A Spiritual Principle a Day

December 13, 2025
Individuality and Our Spiritual Awakenings
Page 359
"The idea of a spiritual awakening takes many different forms in the different personalities that we find in the Fellowship."
Basic Text, Chapter 4, "Step Twelve"

Step Twelve speaks of the spiritual awakening we have as a result of working the Steps. By the time most of us begin our work on Step Twelve, we typically have had any number of awakenings of a spiritual nature. Some awakenings might seem small, like recognizing an asset we've never noticed when we write our Step Four inventory. Other awakenings are more profound, like realizing how a handful of behavior patterns all trace back to a particular character defect we are just now coming to understand. As long as we keep moving through the Steps, we will continue learning about ourselves.

The Basic Text mentions that we differ in degree of sickness and rate of recovery, so it stands to reason that the types of awakenings each of us needs may be quite different, as well. We all have our own stories, including how we got here and where we are going. Hearing others share about their awakenings can be inspiring and instructive, but having our own experiences--even if they differ from what we hear others share--is what really matters. If we wait to have the same experience we hear others share, we may be disappointed. Worse yet, we may miss what's happening in our own heart and spirit if we look only for what others have described to us, rather than seeing what we see for ourselves.

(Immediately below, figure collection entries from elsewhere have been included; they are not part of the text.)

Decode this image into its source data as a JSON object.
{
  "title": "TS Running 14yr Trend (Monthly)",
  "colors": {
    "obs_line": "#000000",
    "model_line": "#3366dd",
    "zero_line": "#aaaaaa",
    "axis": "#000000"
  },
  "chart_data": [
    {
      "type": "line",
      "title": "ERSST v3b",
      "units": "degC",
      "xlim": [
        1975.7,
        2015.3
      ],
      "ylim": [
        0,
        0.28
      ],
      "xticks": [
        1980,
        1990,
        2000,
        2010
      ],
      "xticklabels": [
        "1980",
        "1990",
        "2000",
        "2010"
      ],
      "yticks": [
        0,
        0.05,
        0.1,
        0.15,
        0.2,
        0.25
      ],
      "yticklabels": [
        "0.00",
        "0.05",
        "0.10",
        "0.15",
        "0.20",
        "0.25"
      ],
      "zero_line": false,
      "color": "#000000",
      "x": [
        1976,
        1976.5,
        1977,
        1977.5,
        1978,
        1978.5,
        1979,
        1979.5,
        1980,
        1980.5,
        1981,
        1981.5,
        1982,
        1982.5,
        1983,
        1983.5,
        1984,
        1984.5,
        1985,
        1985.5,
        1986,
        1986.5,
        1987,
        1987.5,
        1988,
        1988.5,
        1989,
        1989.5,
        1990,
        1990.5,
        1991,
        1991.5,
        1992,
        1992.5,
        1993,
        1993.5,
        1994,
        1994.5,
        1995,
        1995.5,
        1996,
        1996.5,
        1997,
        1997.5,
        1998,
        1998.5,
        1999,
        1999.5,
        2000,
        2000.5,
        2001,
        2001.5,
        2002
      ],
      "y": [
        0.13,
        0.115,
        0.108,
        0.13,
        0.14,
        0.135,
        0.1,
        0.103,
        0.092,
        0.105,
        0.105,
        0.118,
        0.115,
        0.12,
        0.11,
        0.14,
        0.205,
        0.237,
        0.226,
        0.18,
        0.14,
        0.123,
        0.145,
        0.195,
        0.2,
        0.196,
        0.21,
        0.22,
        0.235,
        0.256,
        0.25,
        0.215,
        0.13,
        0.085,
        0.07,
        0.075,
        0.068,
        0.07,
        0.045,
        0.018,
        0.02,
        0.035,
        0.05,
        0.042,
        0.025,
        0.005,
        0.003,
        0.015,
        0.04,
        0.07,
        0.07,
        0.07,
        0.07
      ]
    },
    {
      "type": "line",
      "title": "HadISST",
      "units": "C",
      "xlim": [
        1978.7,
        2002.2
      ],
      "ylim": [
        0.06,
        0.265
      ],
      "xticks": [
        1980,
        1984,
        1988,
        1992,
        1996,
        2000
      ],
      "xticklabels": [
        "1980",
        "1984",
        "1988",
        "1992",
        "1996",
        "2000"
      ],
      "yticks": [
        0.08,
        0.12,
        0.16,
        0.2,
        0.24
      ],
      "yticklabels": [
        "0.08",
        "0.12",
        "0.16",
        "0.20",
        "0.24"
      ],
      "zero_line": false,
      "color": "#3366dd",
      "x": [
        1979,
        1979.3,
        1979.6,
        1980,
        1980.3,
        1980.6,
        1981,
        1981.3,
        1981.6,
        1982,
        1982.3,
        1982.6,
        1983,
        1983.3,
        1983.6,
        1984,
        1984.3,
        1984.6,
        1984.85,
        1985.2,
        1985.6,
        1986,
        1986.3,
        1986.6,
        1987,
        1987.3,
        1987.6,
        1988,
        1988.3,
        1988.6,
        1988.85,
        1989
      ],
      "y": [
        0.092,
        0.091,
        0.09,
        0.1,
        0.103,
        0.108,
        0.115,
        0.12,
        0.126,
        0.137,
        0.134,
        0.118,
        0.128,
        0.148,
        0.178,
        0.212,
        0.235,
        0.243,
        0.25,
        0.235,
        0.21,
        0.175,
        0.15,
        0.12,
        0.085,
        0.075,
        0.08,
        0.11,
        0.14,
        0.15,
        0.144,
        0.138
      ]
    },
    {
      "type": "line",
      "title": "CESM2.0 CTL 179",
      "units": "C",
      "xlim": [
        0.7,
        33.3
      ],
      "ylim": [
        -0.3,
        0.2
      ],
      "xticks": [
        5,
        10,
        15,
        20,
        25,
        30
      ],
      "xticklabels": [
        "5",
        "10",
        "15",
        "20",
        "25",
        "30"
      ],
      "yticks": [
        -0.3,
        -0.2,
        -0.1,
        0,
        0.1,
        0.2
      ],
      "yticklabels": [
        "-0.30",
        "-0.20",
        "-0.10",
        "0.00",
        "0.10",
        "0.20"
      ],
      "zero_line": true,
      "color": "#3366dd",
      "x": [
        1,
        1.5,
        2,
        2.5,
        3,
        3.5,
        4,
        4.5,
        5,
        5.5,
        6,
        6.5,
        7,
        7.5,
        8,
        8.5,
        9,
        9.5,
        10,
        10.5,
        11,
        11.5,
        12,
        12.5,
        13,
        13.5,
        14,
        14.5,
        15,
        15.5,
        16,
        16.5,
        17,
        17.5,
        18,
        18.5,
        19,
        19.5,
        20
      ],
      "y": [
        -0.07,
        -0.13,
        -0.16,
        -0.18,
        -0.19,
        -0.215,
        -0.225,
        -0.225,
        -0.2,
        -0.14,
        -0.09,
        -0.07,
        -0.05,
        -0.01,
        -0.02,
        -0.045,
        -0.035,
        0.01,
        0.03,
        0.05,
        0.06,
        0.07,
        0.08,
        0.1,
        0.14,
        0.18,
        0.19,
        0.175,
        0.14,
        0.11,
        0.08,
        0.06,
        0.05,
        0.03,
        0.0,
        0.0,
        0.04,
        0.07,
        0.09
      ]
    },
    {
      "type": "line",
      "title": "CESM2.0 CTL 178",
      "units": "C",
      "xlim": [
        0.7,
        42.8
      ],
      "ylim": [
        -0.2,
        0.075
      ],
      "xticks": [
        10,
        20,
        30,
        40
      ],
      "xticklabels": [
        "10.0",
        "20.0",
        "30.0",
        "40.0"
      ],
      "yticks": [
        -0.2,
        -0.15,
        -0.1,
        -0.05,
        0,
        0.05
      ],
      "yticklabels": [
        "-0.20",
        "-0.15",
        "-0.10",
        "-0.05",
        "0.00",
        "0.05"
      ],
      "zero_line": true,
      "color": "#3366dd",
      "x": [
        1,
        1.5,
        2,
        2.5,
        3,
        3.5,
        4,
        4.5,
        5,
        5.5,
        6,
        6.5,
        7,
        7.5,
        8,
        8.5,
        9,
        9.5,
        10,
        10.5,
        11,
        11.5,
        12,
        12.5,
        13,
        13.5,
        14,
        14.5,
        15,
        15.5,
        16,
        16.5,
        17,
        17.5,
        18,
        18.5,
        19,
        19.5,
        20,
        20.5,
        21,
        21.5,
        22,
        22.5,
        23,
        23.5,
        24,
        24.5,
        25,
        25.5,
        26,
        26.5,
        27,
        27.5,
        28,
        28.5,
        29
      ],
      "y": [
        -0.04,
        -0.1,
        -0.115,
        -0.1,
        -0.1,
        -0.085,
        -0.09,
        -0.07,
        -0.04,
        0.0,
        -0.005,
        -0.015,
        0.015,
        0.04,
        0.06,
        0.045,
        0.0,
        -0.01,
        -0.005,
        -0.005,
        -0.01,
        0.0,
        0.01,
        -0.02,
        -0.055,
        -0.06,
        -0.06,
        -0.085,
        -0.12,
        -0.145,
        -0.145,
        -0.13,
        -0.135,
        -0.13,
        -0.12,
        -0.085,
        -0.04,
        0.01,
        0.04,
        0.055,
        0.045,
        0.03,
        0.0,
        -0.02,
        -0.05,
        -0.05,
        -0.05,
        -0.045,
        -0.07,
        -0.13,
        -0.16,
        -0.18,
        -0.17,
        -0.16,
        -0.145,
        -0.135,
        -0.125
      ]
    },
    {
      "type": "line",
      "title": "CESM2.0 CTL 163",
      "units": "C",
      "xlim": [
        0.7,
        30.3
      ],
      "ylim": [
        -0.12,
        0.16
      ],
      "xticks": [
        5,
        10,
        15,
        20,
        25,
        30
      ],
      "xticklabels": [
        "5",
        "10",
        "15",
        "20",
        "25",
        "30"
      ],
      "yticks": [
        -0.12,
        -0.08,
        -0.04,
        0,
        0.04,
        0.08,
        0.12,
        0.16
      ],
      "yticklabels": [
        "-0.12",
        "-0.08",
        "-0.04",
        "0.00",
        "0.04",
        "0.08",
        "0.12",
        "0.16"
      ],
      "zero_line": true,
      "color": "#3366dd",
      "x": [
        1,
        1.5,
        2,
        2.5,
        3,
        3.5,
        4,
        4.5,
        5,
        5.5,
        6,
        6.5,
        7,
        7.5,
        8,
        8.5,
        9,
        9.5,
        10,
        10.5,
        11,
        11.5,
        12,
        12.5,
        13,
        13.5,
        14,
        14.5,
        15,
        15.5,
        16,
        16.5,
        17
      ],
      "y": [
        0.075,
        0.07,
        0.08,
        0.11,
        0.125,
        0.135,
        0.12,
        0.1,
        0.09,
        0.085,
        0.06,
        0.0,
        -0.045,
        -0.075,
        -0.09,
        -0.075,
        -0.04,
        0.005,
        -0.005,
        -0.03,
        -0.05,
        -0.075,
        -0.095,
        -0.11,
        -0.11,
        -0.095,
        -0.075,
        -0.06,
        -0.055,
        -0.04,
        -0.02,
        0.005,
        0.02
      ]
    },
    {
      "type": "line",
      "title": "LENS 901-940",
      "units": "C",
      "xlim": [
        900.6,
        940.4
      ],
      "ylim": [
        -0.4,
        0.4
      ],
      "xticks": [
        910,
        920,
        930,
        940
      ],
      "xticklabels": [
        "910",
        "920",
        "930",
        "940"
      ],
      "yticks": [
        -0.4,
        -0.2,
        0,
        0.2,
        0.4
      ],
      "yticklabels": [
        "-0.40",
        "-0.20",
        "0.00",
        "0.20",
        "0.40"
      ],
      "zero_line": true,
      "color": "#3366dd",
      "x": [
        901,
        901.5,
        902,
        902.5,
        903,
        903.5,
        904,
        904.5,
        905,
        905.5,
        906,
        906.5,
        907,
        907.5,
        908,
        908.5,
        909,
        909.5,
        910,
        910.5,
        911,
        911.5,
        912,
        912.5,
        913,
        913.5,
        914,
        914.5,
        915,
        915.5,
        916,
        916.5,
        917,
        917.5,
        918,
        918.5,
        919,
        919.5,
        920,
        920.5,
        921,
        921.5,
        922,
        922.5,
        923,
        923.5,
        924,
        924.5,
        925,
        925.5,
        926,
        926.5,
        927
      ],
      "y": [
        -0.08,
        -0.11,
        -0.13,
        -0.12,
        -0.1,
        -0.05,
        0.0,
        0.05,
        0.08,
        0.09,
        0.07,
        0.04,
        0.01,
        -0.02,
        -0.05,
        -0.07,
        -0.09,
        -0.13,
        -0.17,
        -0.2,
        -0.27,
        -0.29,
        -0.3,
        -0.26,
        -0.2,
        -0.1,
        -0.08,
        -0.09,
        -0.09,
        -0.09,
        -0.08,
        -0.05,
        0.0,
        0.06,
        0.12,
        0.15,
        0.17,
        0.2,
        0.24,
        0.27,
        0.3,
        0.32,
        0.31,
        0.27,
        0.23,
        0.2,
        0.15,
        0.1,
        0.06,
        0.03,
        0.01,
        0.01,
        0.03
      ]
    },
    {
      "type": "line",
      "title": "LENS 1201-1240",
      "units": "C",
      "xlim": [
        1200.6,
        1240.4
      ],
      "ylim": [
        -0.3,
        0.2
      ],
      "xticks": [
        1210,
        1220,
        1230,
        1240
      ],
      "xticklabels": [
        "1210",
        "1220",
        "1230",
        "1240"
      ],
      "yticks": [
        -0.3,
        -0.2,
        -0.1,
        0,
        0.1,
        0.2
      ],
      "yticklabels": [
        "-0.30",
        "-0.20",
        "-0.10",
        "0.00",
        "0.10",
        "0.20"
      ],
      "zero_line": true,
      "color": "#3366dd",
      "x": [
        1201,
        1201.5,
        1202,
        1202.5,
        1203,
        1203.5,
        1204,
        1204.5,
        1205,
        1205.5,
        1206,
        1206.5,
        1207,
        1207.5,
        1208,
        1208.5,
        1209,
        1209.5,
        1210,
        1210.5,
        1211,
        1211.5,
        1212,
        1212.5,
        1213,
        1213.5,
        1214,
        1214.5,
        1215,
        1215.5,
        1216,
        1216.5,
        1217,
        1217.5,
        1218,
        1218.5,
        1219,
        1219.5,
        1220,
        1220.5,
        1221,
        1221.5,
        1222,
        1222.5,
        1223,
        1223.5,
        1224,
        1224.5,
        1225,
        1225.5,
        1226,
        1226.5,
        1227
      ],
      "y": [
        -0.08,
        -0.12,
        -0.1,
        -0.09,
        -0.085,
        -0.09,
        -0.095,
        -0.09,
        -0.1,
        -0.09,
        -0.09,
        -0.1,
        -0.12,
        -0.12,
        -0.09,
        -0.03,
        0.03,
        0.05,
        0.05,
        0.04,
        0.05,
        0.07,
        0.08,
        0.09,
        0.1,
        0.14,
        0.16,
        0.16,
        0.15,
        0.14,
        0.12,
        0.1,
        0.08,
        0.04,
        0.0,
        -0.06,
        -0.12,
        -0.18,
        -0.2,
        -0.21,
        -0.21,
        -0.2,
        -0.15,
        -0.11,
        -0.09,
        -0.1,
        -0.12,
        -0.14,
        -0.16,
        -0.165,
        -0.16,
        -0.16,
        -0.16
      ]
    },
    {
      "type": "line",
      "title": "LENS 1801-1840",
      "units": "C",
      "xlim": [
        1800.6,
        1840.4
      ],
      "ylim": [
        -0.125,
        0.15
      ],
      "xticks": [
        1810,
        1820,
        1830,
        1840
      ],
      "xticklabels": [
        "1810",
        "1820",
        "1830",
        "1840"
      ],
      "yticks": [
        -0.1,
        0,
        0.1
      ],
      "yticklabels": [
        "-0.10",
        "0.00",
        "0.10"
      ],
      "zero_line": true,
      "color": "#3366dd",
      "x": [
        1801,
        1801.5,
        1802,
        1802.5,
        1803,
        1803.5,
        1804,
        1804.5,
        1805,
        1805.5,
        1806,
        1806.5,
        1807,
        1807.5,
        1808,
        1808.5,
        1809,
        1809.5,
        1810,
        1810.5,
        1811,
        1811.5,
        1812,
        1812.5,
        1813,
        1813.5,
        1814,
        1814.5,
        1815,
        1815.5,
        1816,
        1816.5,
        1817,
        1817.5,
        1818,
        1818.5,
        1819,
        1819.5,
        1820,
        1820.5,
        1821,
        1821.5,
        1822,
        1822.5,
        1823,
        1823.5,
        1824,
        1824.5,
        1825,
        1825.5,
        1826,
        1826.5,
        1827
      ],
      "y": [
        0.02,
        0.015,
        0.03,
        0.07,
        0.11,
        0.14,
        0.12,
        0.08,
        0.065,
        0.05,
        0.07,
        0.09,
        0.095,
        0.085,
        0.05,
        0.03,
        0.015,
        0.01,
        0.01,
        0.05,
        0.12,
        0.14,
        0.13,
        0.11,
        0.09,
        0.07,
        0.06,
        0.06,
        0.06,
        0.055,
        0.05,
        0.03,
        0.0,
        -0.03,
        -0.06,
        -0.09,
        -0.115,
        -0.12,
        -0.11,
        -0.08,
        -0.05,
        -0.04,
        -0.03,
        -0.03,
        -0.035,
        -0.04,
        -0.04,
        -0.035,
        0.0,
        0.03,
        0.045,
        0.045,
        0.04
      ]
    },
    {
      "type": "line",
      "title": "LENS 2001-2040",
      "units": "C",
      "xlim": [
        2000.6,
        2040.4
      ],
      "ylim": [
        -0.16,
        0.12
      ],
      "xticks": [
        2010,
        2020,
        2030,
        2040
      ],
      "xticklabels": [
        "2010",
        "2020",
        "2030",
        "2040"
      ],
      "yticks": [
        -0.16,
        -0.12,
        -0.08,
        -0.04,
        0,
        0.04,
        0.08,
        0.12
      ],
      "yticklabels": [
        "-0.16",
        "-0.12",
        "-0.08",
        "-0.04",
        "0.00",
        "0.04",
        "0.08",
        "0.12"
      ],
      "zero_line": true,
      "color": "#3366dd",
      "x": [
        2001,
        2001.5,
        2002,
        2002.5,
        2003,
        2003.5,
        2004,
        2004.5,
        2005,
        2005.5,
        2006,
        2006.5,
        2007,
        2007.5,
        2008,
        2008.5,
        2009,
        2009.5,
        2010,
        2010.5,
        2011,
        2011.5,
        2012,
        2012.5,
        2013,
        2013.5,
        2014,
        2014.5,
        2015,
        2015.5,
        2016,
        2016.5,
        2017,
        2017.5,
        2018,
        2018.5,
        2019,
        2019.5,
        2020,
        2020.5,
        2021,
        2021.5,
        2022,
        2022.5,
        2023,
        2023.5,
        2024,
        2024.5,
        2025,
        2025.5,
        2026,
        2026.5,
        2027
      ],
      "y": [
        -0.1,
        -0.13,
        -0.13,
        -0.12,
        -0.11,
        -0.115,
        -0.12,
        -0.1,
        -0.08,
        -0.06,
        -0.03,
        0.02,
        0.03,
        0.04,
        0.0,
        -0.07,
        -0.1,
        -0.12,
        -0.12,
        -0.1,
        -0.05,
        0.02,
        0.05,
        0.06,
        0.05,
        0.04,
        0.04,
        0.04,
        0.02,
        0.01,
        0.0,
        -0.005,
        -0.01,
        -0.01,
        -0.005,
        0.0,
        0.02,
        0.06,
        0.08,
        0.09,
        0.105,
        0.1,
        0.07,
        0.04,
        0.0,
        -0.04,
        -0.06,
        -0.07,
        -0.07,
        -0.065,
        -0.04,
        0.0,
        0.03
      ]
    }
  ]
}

The prospect of having a spiritual awakening that is truly our own can be both awe-inspiring and intimidating. While our awakenings may not be identical to anyone else's, the better we get to know the truth of our own experiences, the better we will be able to recognize the truth shared with us by fellow addicts. We are each on our own journey, but much of the terrain we cover is the same.

The awakenings we experience in the Steps may be different, but the message we carry is the same. I will honor the truth of my own awakenings as well as those shared by fellow NA members.